Italian and Spanish government bonds climbed as Greece and its creditors reached a deal on the reforms needed to secure more funding after six months of negotiations.
German securities dropped as news of the accord eased speculation that the Mediterranean country would be forced to leave the euro area, dimming interest in haven assets. The premium investors demand to hold Italian debt over Germany’s narrowed to the least in two months after Greece submitted proposals for a deal that met most of its creditors’ demands.
“This is definitely a driver for spread-tightening,” said Daniel Lenz, lead market strategist at DZ Bank AG in Frankfurt. “There are always risks remaining but the market will concentrate on the main news that an agreement has been reached.
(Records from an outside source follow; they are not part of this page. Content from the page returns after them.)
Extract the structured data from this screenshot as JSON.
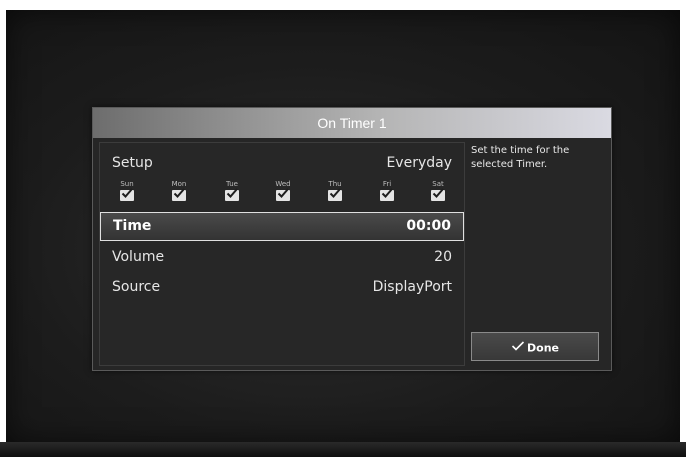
{
  "dialog": {
    "title": "On Timer 1"
  },
  "settings": {
    "setup": {
      "label": "Setup",
      "value": "Everyday"
    },
    "days": [
      {
        "name": "Sun",
        "checked": true
      },
      {
        "name": "Mon",
        "checked": true
      },
      {
        "name": "Tue",
        "checked": true
      },
      {
        "name": "Wed",
        "checked": true
      },
      {
        "name": "Thu",
        "checked": true
      },
      {
        "name": "Fri",
        "checked": true
      },
      {
        "name": "Sat",
        "checked": true
      }
    ],
    "time": {
      "label": "Time",
      "value": "00:00"
    },
    "volume": {
      "label": "Volume",
      "value": "20"
    },
    "source": {
      "label": "Source",
      "value": "DisplayPort"
    }
  },
  "help": {
    "text": "Set the time for the selected Timer."
  },
  "actions": {
    "done_label": "Done"
  },
  "colors": {
    "panel": "#262626",
    "highlight_border": "#e0e0e0",
    "text": "#e6e6e6"
  },
  "icons": {
    "check": "check-icon"
  }
}
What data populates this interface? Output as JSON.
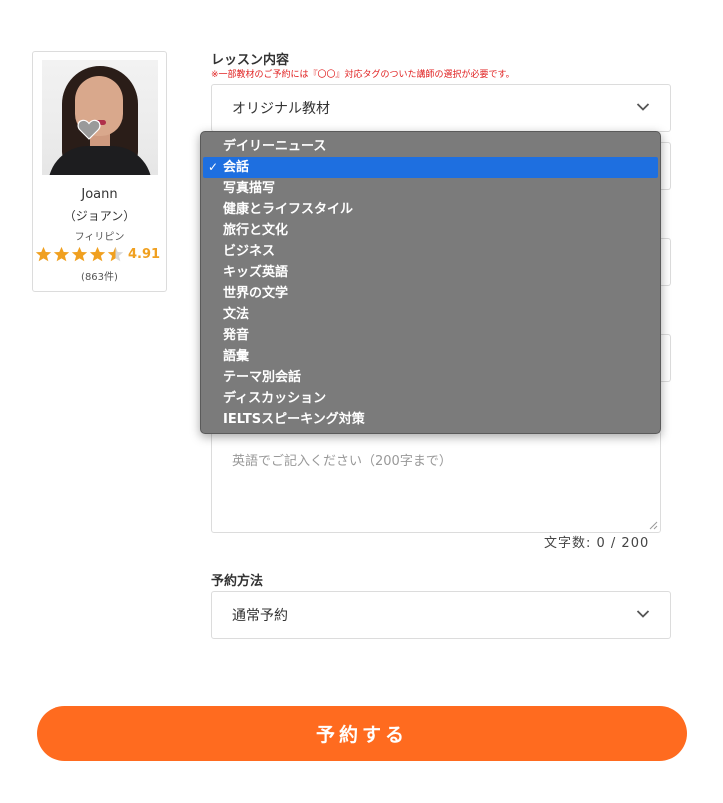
{
  "tutor": {
    "name": "Joann",
    "kana": "（ジョアン）",
    "country": "フィリピン",
    "rating": "4.91",
    "stars": 4.5,
    "reviews": "(863件)"
  },
  "lesson": {
    "label": "レッスン内容",
    "note": "※一部教材のご予約には『〇〇』対応タグのついた講師の選択が必要です。",
    "selected": "オリジナル教材"
  },
  "dropdown": {
    "options": [
      "デイリーニュース",
      "会話",
      "写真描写",
      "健康とライフスタイル",
      "旅行と文化",
      "ビジネス",
      "キッズ英語",
      "世界の文学",
      "文法",
      "発音",
      "語彙",
      "テーマ別会話",
      "ディスカッション",
      "IELTSスピーキング対策"
    ],
    "selected_index": 1,
    "check_mark": "✓"
  },
  "comment": {
    "placeholder": "英語でご記入ください（200字まで）",
    "counter": "文字数: 0 / 200"
  },
  "method": {
    "label": "予約方法",
    "selected": "通常予約"
  },
  "submit_label": "予約する",
  "colors": {
    "accent": "#ff6b1f",
    "star": "#f0a020",
    "note": "#e02020",
    "highlight": "#1e6fe0"
  }
}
We will see a strong outperformance of peripheral bonds. One of the main losers, especially in the short term, will be German bunds.”
Italy’s 10-year yield dropped three basis points, or 0.03 percentage point, to 2.10 percent at 8:56 a.m. London time. The 1.5 percent security due in June 2025 added 0.29, or 2.90 euros per 1,000-euro ($1,118) face amount, to 94.755.
Spain’s 10-year yield fell four basis points to 2.09 percent and Germany’s rose three basis points to 0.92 percent.
The extra yield, or spread, investors demand to hold Italy’s 10-year bonds instead of benchmark German securities narrowed to as low as 108 basis points, the least since May 5. It touched 84 basis points in March and jumped as high as 199 basis points on June 29. The Spain-Germany spread shrunk nine basis points to 114 basis points.
“We would expect a strong price action with peripheral spreads tightening notably toward 100 basis points” if an agreement is reached, Barclays Plc fixed-income strategists including Cagdas Aksu in London wrote in a note dated July 9.
Italian government securities returned 0.1 percent this year through July 10, outperforming the euro-area average of a 1.4 percent loss, according to Bloomberg World Bond Indexes. Greek bonds lost 18 percent.
For the past two weeks, Greece’s banks have been shut and capital controls imposed. The stock market has also been closed and the Bank of Greece halted dealing of government bonds on its electronic trading platform. The nation became the first developed country to miss a payment to the International Monetary Fund when it skipped a $1.7 billion obligation on June 30.
On July 14, a Greek yen-denominated bond matures. There are still 11.7 billion yen ($95 million) of notes outstanding.
The Greek state is also due to pay 3.5 billion euros in redemptions to the European Central Bank on July 20, as well as making various coupon payments before the end of the month.